Entidades apresentam medidas para reduzir desmatamento na Amazônia

Ibama flagra caminhão transportando madeira ilegal (Foto: Vinícius Mendonça - Ascom/ Ibama/ @alguns direitos reservados)

A Coalizão Brasil, Clima, Florestas e Agricultura, formada por 230 representantes do agronegócio, de ONGs ambientais, do setor financeiro, da sociedade civil e da academia, criou uma lista de medidas para reduzir o desmatamento na Amazônia.

O pacote de medidas encaminhado ao presidente Jair Bolsonaro sugere seis ações. São elas: retomada e intensificação da fiscalização, com rápida e exemplar responsabilização pelos ilícitos ambientais identificados; suspensão do Cadastro Ambiental Rural (CAR) que incide sobre florestas públicas e responsabilização por eventuais desmatamentos ilegais; destinação de 10 milhões de hectares à proteção e uso sustentável; concessão de financiamentos sob critérios socioambientais; total transparência e eficiência às autorizações de supressão da vegetação; e suspensão de todos os processos de regularização de imóveis com desmatamento após julho de 2008.

A Coalizão Brasil Clima, Florestas e Agricultura reúne entidades e empresas como a WWF Brasil, a Unilever, a Youth Climate Leaders e associações do agronegócio, como a Associação Brasileira do Agronegócio (Abag) e a Associação Brasileira das Indústrias Exportadoras de Carne (Abiec).

No documento, a coalizão defende que a regularização fundiária não seja feita em terras desmatadas após julho de 2008, marco temporal do Código Florestal.

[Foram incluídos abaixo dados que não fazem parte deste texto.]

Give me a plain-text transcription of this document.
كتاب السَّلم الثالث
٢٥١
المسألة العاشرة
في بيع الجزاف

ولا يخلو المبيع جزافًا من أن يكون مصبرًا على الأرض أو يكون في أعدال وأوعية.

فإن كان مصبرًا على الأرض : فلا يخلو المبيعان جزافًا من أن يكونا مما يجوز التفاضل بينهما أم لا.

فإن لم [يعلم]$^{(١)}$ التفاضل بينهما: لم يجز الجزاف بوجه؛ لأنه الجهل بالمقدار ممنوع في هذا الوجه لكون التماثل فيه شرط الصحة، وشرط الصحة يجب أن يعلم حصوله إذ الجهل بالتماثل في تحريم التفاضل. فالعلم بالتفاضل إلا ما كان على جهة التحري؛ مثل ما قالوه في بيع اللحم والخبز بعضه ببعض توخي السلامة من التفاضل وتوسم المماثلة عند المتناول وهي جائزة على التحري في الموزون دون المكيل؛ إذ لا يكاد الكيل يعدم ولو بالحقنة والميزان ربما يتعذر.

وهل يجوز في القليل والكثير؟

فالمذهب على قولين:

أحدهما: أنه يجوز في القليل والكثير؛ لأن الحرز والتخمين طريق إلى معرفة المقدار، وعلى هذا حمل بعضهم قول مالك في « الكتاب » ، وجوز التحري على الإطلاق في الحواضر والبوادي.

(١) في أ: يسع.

“A grilagem de terras públicas é um dos principais vetores de desmatamento. Ao cessar os processos de regularização destas áreas corta-se o principal estímulo à grilagem e, por consequência, ao desmatamento”, diz no texto.

Outra preocupação apontada pelo movimento é o impacto do desmatamento nos negócios. Em junho, investidores estrangeiros e empresas brasileiras se manifestaram contra a derrubada da floresta.

Em carta enviada ao vice-presidente Hamilton Mourão, oito países europeus afirmaram que o aumento do desmatamento dificulta a compra de produtos brasileiros.

O documento é assinado pela Parceria das Declarações de Amsterdã, grupo formado por Alemanha (atualmente na presidência), Dinamarca, França, Itália, Holanda Noruega e Reino Unido. A Bélgica também assinou a carta aberta.

“Enquanto os esforços europeus buscam cadeias de suprimentos não vinculadas ao desflorestamento, a atual tendência crescente de desflorestamento no Brasil está tornando cada vez mais difícil para empresas e investidores [da Europa] atender a seus critérios ambientais, sociais e de governança”, diz trecho da carta.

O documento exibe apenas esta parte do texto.